Reviewed by Jon Ford, CFP®
Jon Ford, CFP®, owns CF Financial Planning Solutions, Inc. in Mesa, Arizona. He writes a regular "Financial Fundamentals" column for the Cedar Falls Timesin Iowa.
If you've ever been fascinated by predictability or the thought that understanding life cycles might answer your investment questions, The Great Depression Ahead: How to Prosper in the Crash Following the Greatest Boom in History (GDA) is for you. The author describes how age and aging affect fundamental economic trends, inflation, the "New Economy Cycle," and much more, including the next great depression. You will learn about the next New Deal, geopolitical and civilization cycles, the revolutionary and generation cycles, Elliot and Kondratieff wave cycles, and more.
I found GDA lucid, interesting and logical in its path to recommended investor activities. Its clarity is outstanding and the final chapters that describe how to move forward in today's economic scenario are offered without wavering-until later. He describes investments to avoid and to purchase going out 1, 3, 10, 50 years and longer.
The author seems to be a master of data mining; that is, if one looks at enough relationships and occurrences along a timeline, a pattern begins to emerge. From there, he sees patterns among and within overlapping, longitudinal, and multi-dimensional conceptual blueprints.
Are his ideas of interest to financial planners? Of course-the sheer breadth of his analyses and action orientation should delight us all. However, in order to suggest that financial planners actually take action with clients is another matter. A number of very powerful influences require convergence in order for such a leap of faith.

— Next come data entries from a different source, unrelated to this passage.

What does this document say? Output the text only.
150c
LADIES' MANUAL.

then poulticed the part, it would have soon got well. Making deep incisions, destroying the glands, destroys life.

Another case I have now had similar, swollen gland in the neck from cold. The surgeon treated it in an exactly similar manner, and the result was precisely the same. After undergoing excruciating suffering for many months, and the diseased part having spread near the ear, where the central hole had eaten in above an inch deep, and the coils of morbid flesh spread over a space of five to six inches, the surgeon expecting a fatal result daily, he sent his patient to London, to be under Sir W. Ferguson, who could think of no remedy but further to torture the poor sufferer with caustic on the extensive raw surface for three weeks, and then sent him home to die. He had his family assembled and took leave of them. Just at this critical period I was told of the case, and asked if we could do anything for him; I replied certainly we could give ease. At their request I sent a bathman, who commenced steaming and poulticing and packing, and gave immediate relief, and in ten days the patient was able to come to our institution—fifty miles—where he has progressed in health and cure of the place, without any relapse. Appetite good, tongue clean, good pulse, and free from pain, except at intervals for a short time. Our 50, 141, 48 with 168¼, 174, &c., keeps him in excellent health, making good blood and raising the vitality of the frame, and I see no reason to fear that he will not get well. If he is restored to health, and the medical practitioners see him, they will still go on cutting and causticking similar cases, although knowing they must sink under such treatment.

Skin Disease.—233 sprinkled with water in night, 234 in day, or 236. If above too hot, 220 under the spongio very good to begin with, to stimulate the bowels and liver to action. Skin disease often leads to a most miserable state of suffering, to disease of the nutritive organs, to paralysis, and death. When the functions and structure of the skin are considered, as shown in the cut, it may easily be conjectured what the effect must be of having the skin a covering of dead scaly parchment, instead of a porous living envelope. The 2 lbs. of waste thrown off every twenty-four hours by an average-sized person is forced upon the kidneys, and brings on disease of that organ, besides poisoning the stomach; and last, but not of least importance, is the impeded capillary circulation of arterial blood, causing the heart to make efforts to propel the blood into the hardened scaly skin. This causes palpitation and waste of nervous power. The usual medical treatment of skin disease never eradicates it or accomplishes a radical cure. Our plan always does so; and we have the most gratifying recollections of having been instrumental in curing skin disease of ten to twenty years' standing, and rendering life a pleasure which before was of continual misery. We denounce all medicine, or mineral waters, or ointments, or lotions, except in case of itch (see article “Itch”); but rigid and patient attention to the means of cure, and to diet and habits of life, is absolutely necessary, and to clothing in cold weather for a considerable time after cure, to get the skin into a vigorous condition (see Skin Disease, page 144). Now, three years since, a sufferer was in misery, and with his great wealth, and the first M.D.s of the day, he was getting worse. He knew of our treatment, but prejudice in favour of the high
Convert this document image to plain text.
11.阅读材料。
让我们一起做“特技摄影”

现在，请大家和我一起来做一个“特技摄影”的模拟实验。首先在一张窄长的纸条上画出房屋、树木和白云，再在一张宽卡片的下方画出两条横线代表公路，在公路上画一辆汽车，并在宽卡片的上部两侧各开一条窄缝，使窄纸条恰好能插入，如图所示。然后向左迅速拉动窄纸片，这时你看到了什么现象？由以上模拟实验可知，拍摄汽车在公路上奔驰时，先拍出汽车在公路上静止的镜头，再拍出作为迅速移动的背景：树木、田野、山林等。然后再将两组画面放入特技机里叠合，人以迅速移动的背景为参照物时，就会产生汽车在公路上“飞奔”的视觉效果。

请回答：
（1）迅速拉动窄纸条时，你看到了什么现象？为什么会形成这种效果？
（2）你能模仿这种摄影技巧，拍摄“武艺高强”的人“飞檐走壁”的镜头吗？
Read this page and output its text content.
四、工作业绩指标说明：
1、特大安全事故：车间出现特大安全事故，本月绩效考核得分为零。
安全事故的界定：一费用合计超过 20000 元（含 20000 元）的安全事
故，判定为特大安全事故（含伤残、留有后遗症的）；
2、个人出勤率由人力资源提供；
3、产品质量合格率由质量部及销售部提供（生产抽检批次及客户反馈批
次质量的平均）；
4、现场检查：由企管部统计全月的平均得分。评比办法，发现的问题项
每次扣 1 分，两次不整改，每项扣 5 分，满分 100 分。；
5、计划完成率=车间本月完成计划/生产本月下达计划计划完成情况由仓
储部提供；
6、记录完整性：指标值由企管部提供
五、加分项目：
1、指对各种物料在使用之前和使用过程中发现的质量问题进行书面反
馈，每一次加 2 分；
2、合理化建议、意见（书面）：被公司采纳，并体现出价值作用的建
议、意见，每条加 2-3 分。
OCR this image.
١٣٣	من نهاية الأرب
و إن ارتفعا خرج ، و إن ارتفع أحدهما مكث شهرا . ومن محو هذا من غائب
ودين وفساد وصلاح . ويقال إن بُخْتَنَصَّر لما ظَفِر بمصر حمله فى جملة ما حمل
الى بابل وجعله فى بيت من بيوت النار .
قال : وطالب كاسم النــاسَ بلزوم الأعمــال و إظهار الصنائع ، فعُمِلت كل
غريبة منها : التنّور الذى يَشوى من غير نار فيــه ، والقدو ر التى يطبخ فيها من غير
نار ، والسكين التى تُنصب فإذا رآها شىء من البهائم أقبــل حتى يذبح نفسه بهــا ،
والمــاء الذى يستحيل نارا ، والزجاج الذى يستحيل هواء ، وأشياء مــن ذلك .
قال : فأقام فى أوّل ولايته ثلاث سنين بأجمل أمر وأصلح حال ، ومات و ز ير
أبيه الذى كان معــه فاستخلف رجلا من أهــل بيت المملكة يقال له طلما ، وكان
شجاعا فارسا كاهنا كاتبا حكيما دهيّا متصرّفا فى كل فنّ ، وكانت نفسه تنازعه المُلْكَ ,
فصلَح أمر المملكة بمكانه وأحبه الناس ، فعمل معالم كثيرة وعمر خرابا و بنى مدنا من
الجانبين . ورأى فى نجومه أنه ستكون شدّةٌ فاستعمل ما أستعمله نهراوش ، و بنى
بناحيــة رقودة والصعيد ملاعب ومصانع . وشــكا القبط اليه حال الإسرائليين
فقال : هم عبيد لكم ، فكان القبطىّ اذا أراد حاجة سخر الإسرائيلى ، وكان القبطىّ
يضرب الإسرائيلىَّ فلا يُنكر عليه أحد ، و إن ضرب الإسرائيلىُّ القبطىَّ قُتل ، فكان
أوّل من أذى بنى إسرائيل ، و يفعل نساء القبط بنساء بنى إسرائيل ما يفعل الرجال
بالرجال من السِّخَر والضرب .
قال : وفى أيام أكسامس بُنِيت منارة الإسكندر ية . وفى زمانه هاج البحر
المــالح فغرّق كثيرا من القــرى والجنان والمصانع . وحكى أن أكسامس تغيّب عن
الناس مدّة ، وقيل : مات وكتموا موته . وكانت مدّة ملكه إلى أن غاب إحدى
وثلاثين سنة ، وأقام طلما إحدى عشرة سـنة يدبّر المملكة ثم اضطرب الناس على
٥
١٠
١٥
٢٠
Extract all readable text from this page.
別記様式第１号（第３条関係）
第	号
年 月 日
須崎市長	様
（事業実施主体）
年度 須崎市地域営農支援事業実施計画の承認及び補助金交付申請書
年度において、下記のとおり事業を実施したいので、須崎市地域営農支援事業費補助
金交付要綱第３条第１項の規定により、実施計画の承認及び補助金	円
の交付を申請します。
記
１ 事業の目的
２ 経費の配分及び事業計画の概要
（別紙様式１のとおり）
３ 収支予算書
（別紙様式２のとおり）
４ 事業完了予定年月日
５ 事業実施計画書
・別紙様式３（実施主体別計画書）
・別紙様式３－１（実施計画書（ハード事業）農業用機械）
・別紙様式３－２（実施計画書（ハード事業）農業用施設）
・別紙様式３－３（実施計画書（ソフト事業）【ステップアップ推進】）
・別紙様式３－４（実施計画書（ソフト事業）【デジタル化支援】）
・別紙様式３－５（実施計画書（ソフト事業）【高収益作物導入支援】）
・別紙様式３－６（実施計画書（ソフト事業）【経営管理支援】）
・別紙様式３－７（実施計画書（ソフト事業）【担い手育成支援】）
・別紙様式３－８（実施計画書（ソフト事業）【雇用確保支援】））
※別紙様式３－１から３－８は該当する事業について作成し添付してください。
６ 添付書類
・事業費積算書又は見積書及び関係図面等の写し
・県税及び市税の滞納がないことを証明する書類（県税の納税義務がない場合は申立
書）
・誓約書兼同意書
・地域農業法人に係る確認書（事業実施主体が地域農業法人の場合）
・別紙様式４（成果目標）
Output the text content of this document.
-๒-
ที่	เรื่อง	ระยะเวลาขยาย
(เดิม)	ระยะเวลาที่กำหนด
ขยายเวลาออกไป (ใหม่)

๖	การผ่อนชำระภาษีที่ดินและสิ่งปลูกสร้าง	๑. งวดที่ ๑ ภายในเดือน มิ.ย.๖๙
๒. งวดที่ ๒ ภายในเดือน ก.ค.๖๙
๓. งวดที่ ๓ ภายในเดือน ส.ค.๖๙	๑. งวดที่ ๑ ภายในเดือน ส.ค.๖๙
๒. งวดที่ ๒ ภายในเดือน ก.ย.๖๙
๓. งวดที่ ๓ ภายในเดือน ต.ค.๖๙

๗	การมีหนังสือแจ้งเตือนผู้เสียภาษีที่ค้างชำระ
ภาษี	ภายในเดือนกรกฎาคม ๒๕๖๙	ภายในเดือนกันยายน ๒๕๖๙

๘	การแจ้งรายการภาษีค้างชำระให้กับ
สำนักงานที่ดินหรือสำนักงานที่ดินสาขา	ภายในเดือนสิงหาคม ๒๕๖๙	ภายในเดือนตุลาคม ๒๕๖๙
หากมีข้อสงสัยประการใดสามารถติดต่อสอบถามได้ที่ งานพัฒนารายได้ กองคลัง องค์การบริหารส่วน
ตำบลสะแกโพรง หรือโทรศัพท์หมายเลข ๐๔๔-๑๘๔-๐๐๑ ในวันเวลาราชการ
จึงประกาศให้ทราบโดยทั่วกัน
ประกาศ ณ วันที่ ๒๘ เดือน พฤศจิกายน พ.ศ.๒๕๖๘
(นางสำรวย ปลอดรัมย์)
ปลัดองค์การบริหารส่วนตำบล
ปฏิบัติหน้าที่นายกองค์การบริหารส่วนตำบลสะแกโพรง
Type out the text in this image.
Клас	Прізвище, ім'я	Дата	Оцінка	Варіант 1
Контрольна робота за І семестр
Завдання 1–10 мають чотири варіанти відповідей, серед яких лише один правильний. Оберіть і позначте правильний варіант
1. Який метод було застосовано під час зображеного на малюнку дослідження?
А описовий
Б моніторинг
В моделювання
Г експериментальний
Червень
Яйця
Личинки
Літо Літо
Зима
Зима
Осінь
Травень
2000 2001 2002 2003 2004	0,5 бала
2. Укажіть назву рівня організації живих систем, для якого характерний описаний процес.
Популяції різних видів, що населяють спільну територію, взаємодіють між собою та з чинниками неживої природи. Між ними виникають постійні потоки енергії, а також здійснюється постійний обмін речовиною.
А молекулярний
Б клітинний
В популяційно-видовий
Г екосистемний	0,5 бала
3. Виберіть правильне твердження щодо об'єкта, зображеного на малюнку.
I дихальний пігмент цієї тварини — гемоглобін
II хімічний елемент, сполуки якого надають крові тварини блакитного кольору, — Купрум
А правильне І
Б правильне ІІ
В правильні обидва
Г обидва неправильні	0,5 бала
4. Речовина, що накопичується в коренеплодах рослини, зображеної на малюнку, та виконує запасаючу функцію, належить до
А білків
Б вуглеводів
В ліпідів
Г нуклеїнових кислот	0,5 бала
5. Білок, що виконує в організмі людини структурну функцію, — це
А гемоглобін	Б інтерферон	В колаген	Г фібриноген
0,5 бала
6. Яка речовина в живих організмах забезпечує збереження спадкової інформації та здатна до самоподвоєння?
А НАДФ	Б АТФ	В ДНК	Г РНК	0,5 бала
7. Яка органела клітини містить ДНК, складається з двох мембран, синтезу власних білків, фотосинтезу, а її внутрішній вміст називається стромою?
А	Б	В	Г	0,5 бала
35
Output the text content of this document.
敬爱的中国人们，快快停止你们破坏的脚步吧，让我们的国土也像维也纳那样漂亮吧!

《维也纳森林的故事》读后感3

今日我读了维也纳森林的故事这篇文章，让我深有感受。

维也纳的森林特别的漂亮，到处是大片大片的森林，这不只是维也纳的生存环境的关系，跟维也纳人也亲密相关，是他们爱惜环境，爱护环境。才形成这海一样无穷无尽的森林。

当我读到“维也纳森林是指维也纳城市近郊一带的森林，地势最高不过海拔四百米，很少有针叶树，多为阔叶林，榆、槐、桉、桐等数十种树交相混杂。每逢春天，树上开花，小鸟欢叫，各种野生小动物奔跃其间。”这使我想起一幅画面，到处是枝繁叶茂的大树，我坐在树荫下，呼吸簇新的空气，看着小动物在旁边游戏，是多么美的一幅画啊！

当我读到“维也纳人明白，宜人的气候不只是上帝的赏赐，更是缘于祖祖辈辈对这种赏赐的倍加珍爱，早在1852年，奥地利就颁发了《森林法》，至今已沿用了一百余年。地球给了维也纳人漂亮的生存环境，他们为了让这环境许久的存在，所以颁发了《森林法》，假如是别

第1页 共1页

For one, the author's abstract framework takes shape around forecasting theory, and as such relies on the certainty of assumptions related to stochastic models. We all use stochastic models because they are designed to add assurances where little or none may exist; normal curves in their apparent simplicity and the more knotty Monte Carlo Analyses are examples. Unfortunately, as we've discovered with LTCM and others, even minor violations of the assumptions lead to predictive breakdowns and the theory of small numbers becomes dreadfully destructive.
Further, the demographic and technology cycles which the author uses to generate future business and economic trends contain much room for error. Fertility, mortality and immigration rates are subject to wars, political climates and economic variables. For instance, unforeseen catastrophic "wild card" events (John Peterson's 1997 book) or as later termed "black swan" events (Nassim Nicholas Taleb's 2007 book), promise structural changes that may wholly alter any or many cycles described in GDA.
This book is authored by the same person who in 2006 predicted Dow 40,000. He is quick to point out when and how he publically recanted, and requires his followers to obtain online corrections to current predictions. What percent of your clients' portfolios would you subject to a system like this?